Dalban looked at me steadily for a long while before speaking again. “I apologize,” he said at last. “I had been of the impression that you did not know what you were doing. I realize you have given much thought to the matter. The only cause for regret is that you have come to a wrong conclusion.”

“If there’s going to be civil war in Aguazul, then it’s not going to be my fault,” I retorted. “The suggestion is ridiculous.”

“You must accept, señor, that your departure would materially improve our chances of escaping that civil war.” Dalban kept his voice level. “I fully realize that you did not choose the key position in which you now find yourself; however, it will be the act of an intelligent man to recognize the fact that you are of importance and that your least decision now affects many people beside yourself.”

He smiled. “Therefore I must say this. Either you change your mind voluntarily — or means will be found to compel you to do so. You will find me in the telephone directory if you want me: Jose Dalban. Good night.”

He went past me and opened and shut the door with a swift coordinated movement. The instant he was out of the room I went to the phone and rang the reception desk, demanding that Dalban be stopped before he left the hotel, demanding how he had got into my room in the first place.

The receptionist, bland-voiced, echoed the name. “Dalban, señor? Yes, I would recognize Señor Dalban. But he is not in the hotel.”

Infuriated, I realized that bribes must have passed somewhere. Large ones, which would stick. I demanded the manager and got no satisfaction out of him, either. Blank-faced, he poured out streams of denials in his own defense — adding assertions about the rectitude of Señor Dalban and the unlikelihood of his doing any such thing as I accused him of.

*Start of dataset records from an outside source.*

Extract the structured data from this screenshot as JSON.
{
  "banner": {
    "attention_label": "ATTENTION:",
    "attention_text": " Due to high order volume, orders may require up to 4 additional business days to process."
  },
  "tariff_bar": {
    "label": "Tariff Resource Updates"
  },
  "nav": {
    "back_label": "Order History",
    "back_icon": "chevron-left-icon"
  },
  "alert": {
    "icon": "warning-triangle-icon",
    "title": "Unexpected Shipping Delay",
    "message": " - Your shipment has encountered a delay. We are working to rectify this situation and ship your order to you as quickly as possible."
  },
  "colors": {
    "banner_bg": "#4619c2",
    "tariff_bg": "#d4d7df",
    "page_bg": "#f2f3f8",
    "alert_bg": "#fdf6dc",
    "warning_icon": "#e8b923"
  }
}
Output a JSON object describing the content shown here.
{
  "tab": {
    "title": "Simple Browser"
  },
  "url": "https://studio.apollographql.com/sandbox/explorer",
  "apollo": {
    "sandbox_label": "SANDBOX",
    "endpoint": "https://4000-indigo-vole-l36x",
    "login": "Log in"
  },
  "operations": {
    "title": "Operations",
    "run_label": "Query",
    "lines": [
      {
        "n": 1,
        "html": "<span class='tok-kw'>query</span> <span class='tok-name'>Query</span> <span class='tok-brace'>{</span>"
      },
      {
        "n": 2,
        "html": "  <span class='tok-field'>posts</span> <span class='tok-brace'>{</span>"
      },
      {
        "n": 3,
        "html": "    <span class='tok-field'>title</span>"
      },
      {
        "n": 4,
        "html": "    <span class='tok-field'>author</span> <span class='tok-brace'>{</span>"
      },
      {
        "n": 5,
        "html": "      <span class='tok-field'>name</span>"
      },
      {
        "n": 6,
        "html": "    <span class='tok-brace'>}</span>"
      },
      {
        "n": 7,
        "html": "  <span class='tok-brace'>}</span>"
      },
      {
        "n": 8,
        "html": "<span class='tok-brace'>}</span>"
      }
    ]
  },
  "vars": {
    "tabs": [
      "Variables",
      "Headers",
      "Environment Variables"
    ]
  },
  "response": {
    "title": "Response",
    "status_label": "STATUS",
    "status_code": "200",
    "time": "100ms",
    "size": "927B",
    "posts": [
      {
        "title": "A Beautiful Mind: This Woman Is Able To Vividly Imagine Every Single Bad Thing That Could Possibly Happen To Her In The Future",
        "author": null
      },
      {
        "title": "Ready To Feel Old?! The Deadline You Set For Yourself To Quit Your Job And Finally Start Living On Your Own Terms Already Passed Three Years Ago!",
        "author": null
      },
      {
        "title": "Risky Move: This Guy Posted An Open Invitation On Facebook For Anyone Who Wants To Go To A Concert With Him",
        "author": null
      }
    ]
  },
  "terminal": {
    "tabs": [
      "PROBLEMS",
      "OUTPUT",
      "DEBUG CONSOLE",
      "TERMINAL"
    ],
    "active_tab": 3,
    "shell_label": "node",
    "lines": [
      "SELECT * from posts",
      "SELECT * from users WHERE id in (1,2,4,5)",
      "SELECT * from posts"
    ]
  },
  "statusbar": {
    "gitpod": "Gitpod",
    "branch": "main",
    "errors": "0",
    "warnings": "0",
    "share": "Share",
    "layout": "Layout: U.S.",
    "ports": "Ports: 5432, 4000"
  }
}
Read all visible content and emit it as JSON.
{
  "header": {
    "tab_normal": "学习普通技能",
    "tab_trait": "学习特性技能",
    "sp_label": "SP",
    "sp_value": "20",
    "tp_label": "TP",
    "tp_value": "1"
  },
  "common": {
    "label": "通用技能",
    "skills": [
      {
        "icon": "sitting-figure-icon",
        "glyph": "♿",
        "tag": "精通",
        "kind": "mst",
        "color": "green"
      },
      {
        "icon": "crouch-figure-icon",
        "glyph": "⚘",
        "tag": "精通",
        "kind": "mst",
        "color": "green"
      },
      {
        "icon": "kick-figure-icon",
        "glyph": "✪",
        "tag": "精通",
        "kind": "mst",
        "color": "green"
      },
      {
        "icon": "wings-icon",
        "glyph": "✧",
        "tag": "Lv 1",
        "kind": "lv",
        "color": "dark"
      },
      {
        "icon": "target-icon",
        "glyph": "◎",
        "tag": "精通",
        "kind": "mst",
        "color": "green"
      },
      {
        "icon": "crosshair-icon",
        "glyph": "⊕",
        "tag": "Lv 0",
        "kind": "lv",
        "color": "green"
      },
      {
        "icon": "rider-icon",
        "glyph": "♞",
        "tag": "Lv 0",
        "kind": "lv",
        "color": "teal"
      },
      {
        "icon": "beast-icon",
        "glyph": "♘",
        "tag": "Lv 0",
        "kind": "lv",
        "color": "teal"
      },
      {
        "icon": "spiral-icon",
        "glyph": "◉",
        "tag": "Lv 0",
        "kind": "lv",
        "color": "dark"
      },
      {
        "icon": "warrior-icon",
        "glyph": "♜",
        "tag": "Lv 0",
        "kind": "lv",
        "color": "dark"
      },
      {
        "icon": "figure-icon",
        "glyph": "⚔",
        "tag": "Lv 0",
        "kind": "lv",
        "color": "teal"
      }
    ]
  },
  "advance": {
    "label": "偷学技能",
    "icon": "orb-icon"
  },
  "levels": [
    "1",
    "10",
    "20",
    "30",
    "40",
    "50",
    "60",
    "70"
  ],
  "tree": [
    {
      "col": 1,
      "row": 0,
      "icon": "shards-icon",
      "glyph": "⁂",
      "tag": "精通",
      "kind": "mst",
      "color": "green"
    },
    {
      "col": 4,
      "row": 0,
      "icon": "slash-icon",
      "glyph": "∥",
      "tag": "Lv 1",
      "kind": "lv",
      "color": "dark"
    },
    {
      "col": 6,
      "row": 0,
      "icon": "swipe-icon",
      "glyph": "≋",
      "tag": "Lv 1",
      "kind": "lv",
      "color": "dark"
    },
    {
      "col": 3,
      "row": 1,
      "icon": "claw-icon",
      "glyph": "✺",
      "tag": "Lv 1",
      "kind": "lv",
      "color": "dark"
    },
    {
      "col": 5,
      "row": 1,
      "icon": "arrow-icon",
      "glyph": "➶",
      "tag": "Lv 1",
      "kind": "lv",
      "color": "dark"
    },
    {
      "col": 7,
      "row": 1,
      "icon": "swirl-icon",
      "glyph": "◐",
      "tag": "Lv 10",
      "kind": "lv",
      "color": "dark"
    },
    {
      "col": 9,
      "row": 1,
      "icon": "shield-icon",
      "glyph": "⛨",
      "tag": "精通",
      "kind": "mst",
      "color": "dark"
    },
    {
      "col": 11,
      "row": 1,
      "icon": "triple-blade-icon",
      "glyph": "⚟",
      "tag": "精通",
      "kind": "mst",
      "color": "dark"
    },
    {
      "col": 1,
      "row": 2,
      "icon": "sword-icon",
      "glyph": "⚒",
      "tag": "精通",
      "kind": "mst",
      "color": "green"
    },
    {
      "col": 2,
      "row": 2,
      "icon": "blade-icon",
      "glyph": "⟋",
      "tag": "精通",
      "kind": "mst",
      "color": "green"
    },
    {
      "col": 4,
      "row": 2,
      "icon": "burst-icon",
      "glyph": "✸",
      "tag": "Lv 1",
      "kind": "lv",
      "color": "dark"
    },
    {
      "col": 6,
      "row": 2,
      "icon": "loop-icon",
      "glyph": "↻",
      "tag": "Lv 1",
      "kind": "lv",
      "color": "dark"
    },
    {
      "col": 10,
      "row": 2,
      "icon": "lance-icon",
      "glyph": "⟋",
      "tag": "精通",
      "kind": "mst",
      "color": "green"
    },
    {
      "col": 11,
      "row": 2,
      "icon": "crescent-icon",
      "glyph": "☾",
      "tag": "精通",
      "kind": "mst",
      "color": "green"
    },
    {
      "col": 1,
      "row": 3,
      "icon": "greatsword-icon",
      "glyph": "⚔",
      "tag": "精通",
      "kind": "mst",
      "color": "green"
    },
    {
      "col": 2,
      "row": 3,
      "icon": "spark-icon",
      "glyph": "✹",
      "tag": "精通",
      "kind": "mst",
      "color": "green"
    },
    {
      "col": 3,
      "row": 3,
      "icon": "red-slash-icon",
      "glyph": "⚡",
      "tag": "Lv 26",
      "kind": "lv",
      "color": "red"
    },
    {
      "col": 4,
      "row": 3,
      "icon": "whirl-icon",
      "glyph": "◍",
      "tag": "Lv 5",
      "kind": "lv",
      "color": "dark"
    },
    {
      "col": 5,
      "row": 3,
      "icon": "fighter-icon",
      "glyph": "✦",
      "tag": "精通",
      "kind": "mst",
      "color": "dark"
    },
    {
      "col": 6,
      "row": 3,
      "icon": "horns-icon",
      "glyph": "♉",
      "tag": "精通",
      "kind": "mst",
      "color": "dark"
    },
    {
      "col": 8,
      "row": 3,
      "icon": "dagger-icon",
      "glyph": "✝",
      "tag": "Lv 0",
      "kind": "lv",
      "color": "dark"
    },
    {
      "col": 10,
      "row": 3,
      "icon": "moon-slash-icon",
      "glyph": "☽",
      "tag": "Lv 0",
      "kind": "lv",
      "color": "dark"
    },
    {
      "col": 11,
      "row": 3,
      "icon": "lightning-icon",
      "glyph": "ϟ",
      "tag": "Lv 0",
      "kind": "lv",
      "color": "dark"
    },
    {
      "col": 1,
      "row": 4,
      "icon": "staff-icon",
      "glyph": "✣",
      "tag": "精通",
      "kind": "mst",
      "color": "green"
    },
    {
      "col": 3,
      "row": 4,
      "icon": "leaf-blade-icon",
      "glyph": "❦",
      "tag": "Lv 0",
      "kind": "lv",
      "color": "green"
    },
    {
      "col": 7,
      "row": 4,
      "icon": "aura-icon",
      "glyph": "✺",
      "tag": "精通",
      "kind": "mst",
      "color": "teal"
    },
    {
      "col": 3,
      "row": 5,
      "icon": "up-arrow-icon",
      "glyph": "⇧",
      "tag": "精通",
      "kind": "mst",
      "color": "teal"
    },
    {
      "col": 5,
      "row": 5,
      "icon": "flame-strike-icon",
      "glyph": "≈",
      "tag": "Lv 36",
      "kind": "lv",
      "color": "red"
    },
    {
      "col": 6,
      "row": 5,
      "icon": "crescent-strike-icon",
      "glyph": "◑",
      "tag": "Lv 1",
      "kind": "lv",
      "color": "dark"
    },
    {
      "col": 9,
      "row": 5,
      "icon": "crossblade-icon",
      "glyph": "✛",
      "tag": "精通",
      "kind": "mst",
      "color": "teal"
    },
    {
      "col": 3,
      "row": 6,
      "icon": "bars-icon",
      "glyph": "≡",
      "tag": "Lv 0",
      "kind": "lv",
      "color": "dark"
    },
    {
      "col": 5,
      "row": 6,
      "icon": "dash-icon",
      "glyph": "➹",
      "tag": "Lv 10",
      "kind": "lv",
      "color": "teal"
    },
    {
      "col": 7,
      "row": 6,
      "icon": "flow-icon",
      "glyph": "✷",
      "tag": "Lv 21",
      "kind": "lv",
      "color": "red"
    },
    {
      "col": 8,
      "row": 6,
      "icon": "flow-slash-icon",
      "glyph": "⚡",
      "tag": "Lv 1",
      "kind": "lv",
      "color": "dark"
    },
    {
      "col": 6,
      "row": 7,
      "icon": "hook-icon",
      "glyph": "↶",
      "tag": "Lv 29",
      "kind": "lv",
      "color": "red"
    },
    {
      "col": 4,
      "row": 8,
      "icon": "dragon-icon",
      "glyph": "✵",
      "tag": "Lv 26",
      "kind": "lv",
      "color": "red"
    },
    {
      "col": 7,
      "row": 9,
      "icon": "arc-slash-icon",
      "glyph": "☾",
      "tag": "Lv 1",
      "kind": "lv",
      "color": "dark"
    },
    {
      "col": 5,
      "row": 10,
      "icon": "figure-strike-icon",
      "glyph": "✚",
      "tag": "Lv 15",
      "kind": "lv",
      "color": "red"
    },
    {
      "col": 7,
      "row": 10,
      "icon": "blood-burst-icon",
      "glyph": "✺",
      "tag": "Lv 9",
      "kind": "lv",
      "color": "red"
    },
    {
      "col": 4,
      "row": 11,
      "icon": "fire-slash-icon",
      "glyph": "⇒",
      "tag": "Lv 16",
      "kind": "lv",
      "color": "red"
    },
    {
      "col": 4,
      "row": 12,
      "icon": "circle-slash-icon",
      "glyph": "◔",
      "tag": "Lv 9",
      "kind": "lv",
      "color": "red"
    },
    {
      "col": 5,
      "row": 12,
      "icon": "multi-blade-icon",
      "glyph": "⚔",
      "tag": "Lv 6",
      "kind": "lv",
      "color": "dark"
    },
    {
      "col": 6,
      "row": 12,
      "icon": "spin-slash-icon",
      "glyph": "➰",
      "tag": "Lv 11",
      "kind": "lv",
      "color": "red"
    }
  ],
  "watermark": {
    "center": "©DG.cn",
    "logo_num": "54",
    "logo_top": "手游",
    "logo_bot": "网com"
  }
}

“Who is this bastard, anyway?” I demanded.

“Why, he is a businessman of great distinction and wealth, señor! Even if he were to desire to do such a thing, he would not come himself — he would send an agent!”

“Get me an agent,” I said. “Of police. And with speed!”

A blank-faced man who might have been the manager’s elder brother was brought; with an air of pandering to the whim of a mad foreigner, he took down particulars in a scrawling hand and promised to report it at the police station. I had a suspicion that report would never materialize; in a last burst of annoyance I called police headquarters and demanded to speak to el Jefe O’Rourke in person.

O’Rourke wasn’t there. A sour-voiced lieutenant took my name and promised to investigate. By the time I was through with him, apathy had dulled my anger.

It didn’t really matter, anyway. The city council was supposed to have been having me followed outside the hotel, for my own protection; I only hoped the protection worked. But whoever Dalban was, and whomever else he represented, they were thinking with their muscles. If threats and bribes were their chosen technique, then I wanted nothing to do with them. I was going ahead with my job come hell or high water.

Still, there were times, and this was one of them, when I felt I was a stubborn idiot and wished I wasn’t.